In this study, we have made some meaningful explorations and obtained promising research results. We first determined whether parameters (solute‐water exchange rate and solute concentration) and Rex have a monotonous relationship for Amide at 3.5 ppm, Guanidino at 2.0 ppm and NOE at − 3.5 ppm (Figs. 2, 3, 4).

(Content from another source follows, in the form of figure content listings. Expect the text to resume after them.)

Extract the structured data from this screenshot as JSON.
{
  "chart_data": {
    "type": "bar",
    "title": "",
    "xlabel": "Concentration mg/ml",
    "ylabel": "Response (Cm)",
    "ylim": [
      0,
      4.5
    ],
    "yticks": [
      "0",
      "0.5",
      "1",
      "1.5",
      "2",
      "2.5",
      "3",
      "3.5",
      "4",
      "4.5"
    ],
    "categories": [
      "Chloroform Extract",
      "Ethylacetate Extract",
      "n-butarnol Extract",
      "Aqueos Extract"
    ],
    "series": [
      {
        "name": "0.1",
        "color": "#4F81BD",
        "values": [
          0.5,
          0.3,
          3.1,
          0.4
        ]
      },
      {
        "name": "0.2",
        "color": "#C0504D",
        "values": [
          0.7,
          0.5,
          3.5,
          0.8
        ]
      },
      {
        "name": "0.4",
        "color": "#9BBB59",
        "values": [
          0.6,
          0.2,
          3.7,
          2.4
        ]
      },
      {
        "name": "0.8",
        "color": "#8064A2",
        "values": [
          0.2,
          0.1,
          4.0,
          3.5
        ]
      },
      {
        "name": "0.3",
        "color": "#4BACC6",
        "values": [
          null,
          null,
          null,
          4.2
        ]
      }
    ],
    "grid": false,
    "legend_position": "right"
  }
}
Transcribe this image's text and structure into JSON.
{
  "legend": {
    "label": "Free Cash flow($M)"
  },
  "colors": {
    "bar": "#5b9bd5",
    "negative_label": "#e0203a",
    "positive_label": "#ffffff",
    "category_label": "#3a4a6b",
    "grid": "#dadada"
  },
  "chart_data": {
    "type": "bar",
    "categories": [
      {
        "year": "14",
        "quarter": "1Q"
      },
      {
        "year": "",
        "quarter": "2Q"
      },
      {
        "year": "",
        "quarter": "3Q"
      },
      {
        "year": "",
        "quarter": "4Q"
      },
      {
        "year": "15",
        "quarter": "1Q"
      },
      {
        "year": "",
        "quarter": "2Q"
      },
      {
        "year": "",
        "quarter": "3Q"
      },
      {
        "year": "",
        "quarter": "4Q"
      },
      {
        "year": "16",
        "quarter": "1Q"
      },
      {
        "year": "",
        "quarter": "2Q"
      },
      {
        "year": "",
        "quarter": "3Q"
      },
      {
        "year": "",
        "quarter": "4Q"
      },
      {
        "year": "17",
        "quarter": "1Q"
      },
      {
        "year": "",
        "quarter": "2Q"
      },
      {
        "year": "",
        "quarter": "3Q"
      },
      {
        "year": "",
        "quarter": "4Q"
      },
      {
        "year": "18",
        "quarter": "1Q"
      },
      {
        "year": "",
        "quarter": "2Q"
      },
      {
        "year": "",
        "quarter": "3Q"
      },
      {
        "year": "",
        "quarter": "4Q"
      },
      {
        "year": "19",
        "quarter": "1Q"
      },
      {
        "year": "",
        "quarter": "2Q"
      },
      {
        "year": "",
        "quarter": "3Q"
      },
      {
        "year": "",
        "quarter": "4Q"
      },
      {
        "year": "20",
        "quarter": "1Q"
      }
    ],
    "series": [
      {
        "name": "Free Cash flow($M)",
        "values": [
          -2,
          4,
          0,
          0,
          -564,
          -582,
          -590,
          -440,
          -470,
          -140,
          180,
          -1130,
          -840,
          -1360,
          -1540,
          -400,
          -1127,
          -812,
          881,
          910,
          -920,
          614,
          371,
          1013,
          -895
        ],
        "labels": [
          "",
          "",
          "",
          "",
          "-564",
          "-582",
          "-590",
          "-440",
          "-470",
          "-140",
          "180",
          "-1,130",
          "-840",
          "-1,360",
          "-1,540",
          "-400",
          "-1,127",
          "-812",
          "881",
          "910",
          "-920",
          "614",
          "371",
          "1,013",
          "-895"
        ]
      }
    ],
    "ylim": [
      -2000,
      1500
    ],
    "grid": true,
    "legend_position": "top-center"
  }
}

With this knowledge in mind, this makes it possible to isolate some part parameters by extending previous approaches, where numerical simulations of Rex can be used to obtain saturation parameters for CEST effect.

We further implemented Rex as a novel model to provide high-accuracy CEST fitting and decomposition where multiple CEST saturation transfer pools are present. The proposed Rex-line-fit avoids specific selection of tissue parameters and minimizes operator bias, enabling adaptive fitting and decomposition for reliable estimation of CEST effects. The accuracy of Rex-line-fit was first validated by the test of in vivo mouse, which revealed that Rex method provided a near-perfect approximation to the experimentally acquired Z-spectra (Table 4, Figs. 6 and 7).

Conclusion

As an improvement method that only is dependent of the specific parameters (solute concentration, solute‐water exchange rate, solute transverse relaxation, and irradiation power), our Rex-line-fit can provide a simple, robust and more accurate approach for approximating CEST and further serve for quantitative separation of CEST effect. More in vivo validations and at the clinical field strength will be performed in the future.